The study, conducted by the University of California-Los Angeles, showed that Catholic students’ moral views were weaker, rather than stronger, after four years on a Catholic college campus. At thirty-eight of the Catholic colleges surveyed, 37.9 percent of Catholic freshmen said in 1997 that abortion should be legal. Four years later, as seniors, 51.7 percent supported legalized abortion.

Hope on the Horizon?


One promising development at Catholic institutions of higher learning over the past few years has been a trend to declare formerly Catholic colleges no longer Catholic. This has happened at at least four schools to date. Reilly believes it will happen at more.

Ex Corde gives local bishops the responsibility for determining whether colleges can be described as “Catholic.” Schools established prior to 1990 are assumed to be Catholic unless a bishop declares otherwise.

In 2003, Marist College in Poughkeepsie, New York, was declared “no longer Catholic” by Edward Cardinal Egan. Nazareth College and Saint John Fisher College, both in Rochester, New York, were declared no longer Catholic by Bishop Matthew Clark.

In May 2005, protests over Marymount Manhattan College’s May 20 commencement address by pro-abortion Senator Hillary Rodham Clinton led to a dispute over whether Marymount is Catholic.

For the past forty years, the school has been listed in P. J. Kenedy & Son’s Official Catholic Directory, a sourcebook identifying Catholic organizations for the purposes of grant foundations.
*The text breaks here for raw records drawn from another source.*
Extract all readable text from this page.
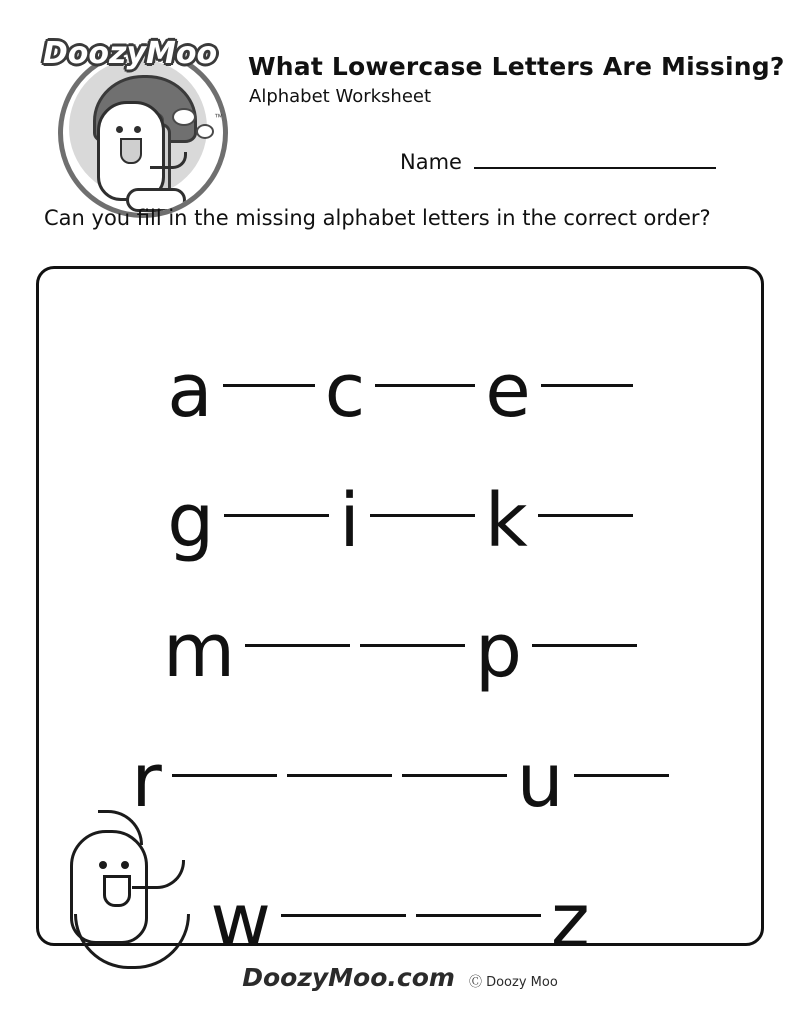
DoozyMoo
™
What Lowercase Letters Are Missing?
Alphabet Worksheet
Name
Can you fill in the missing alphabet letters in the correct order?
a c e
g i k
m	p
r	u
w	z
DoozyMoo.com Ⓒ Doozy Moo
Inclusion in the directory occurs only after an institution has submitted considerable paperwork to diocesan officials. No information can be added or removed from the directory without permission by a diocese. Yet, despite the school’s listing, Marymount itself says that it has not been Catholic since the 1960s.

“Marymount Manhattan College is an independent, non-sectarian, private liberal arts college,” said Margaret Minson, vice president for institutional advancement at Marymount.

Reilly described the college’s inclusion in the directory as misleading.

“If you’re in the directory, your bishop officially recognizes your entity as Catholic,” said Reilly. “Some Catholic foundations will give grant dollars only to organizations listed in the directory. It’s in the school’s best interest to keep its identity vague. If it remains vague, they can continue to get funds from the alumni who don’t realize how much the school has changed.”

The publication director for the Official Catholic Directory said she didn’t see how a forty-four-year-old oversight could be possible.

“I’ve been the editor of this book for twenty-four years,” said Jeanne Hanline, publication director for the directory. “If they’re saying they haven’t been Catholic since the 1960s, I would have to scratch my head here.”

“The salient fact is that Marymount Manhattan College was identified as Catholic in the Official Catholic Directory throughout its history,” said Reilly. “There is no point in disputing who is responsible for the listing, but everyone agrees that the college is non-sectarian. It is not Catholic and any confusion about its identity is now ended.”

With the election of a new pope, Reilly wonders whether more institutions might shed their claim to be Catholic.

“This has been decades in the making,” said Reilly. “It wouldn’t surprise me at all if Ex Corde isn’t taken to the next step under Pope Benedict XVI.”